W. P. Carey & Co. LLC Reports Second Quarter 2001 Financial Results
Funds From Operations Per Share Increases 18%
WPC Second Quarter 2001 Financials (PDF)
NEW YORK, NY – July 30, 2001 – W. P. Carey & Co. LLC (NYSE: WPC), a leading real estate investment banking firm and lessor of net leased corporate properties, today reported results for the three-month period ended June 30, 2001.
For the three-month period ended June 30, 2001, the Company reported that Funds From Operations (FFO) was $23 million or $0.66 per diluted share versus $14.3 million or $0.56 per diluted share for the comparable period last year. This report represents an increase of 18%, on a per share basis over the same period from 2000. FFO for the six-month period ended June 30, 2001 increased 15% to $42.2 million or $1.22 per diluted shared, compared to $27.2 million or $1.06 per diluted share.
SECOND QUARTER HIGHLIGHTS
- The Board of Directors increased the quarterly cash dividend to $.425 per common share, or $42.50 per 100 shares, ($1.70 per share on an annualized basis) for the quarter ended June 30, 2001. The dividend was paid on July 13, 2001 to shareholders of record as of June 29, 2001. Since W. P. Carey became public in January 1998 the dividends paid out to shareholders has increased every year and has totaled more than $166 million.
- Total revenues in the second quarter of 2001 increased 34% to $35.6 million from $26.6 million for the same period a year ago. This was due to the fees associated with the Company's growing investment management business.
- Due to the strong operating performance of CPA®:14, the hurdle for the performance fee has been met. The 2001 second quarter results benefited due to the recognition of the performance fee, which resulted in the Company earning $3 million in performance fees covering CPA®:14's inception in December 1997 through March 2001. Going forward, the Company's quarterly performance fee income as CPA®:14's advisor is estimated to be $800,000 at the current asset and performance level.
- CPA®:14 surpassed $500 million in equity raised from investors. It is the largest of the CPA® series of funds.
ON TARGET WITH GOALS
Chairman Wm. Polk Carey said, "While we hesitate drawing long-term conclusions from quarter-to-quarter comparisons, we are quite pleased that we have met and exceeded our goals for this period. The dramatic increase in revenues and earnings was largely due to the successful integration of the management operations into our company. Although we endeavor to produce such stellar results regularly, we must emphasize that our motto will continue to be 'Investing for the Long Run'. Our goal is to combine rising dividend income with a level of capital preservation that one would expect from prudent diversification. The equity markets have appreciated this conservative approach, and as a result we have outperformed the major indices significantly over the last two years."
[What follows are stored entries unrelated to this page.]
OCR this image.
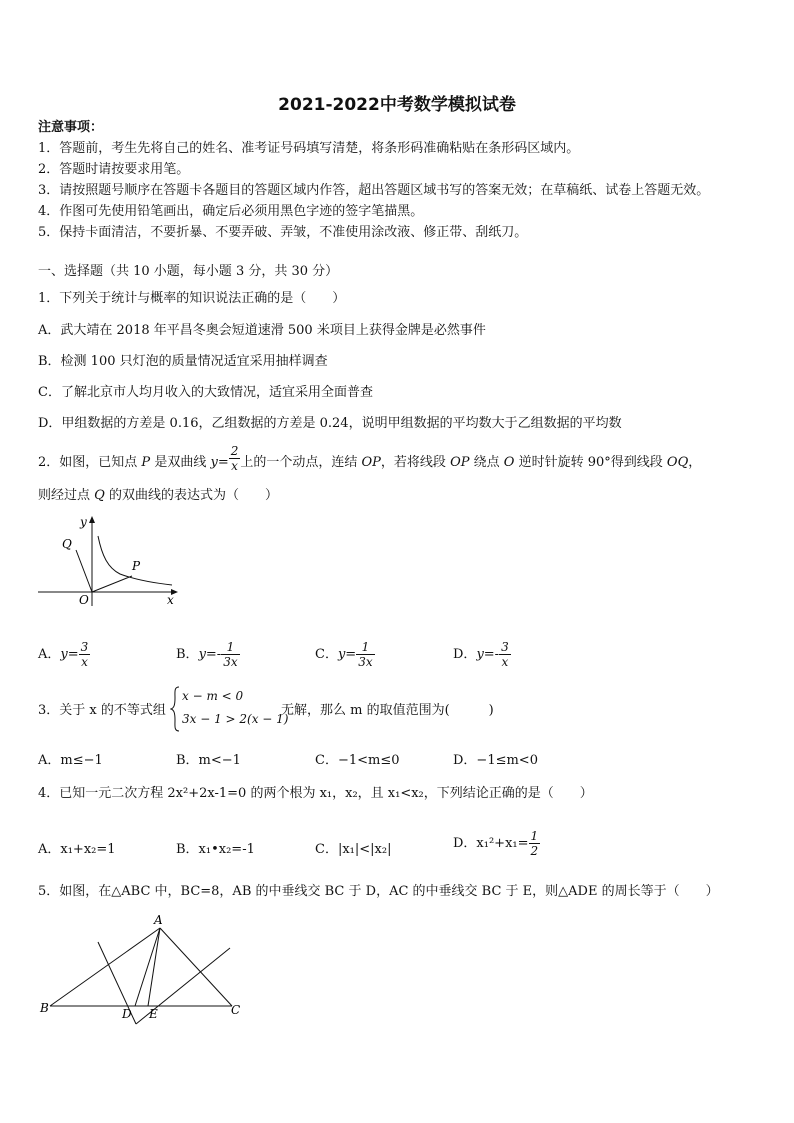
2021-2022中考数学模拟试卷
注意事项：
1．答题前，考生先将自己的姓名、准考证号码填写清楚，将条形码准确粘贴在条形码区域内。
2．答题时请按要求用笔。
3．请按照题号顺序在答题卡各题目的答题区域内作答，超出答题区域书写的答案无效；在草稿纸、试卷上答题无效。
4．作图可先使用铅笔画出，确定后必须用黑色字迹的签字笔描黑。
5．保持卡面清洁，不要折暴、不要弄破、弄皱，不准使用涂改液、修正带、刮纸刀。
一、选择题（共 10 小题，每小题 3 分，共 30 分）
1．下列关于统计与概率的知识说法正确的是（　　）
A．武大靖在 2018 年平昌冬奥会短道速滑 500 米项目上获得金牌是必然事件
B．检测 100 只灯泡的质量情况适宜采用抽样调查
C．了解北京市人均月收入的大致情况，适宜采用全面普查
D．甲组数据的方差是 0.16，乙组数据的方差是 0.24，说明甲组数据的平均数大于乙组数据的平均数
2．如图，已知点 P 是双曲线 $y= \frac{2}{x}$ 上的一个动点，连结 OP，若将线段 OP 绕点 O 逆时针旋转 90°得到线段 OQ，
则经过点 Q 的双曲线的表达式为（　　）
y
x
O
P
Q
A．$y= \frac{3}{x}$	B．$y=- \frac{1}{3x}$	C．$y= \frac{1}{3x}$	D．$y=- \frac{3}{x}$
3．关于 x 的不等式组
x − m < 0
3x − 1 > 2(x − 1)
无解，那么 m 的取值范围为(　　　)
A．m≤−1	B．m<−1	C．−1<m≤0	D．−1≤m<0
4．已知一元二次方程 2x²+2x-1=0 的两个根为 x₁，x₂，且 x₁<x₂，下列结论正确的是（　　）
A．x₁+x₂=1	B．x₁•x₂=-1	C．|x₁|<|x₂|	D．$x_1^2+x_1= \frac{1}{2}$
5．如图，在△ABC 中，BC=8，AB 的中垂线交 BC 于 D，AC 的中垂线交 BC 于 E，则△ADE 的周长等于（　　）
A
B	C
D E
Founded in 1973, W. P. Carey & Co. specializes in corporate real estate financing through the corporate net lease, or sale-leaseback structure. The firm and its affiliates continue to be leading lessors of net leased corporate real estate. W. P. Carey & Co. LLC (NYSE:WPC), the largest publicly traded limited liability company in the world, owns and manages more than 45 million square feet of property in the United States and Europe. The firm is headquartered in Manhattan and has offices in London and Paris. Additional information on W. P. Carey can be found on the firm's website: www.wpcarey.com
This press release contains forward-looking statements within the meaning of the Federal securities laws. A number of factors could cause the company's actual results, performance or achievement to differ materially from those anticipated. Among those risks, trends and uncertainties are the general economic climate; the supply of and demand for office and industrial properties; interest rate levels; the availability of financing; and other risks associated with the acquisition and ownership of properties, including risks that the tenants will not pay rent, or that costs may be greater than anticipated. For further information on factors that could impact the company, reference is made to the company's filings with the Securities and Exchange Commission.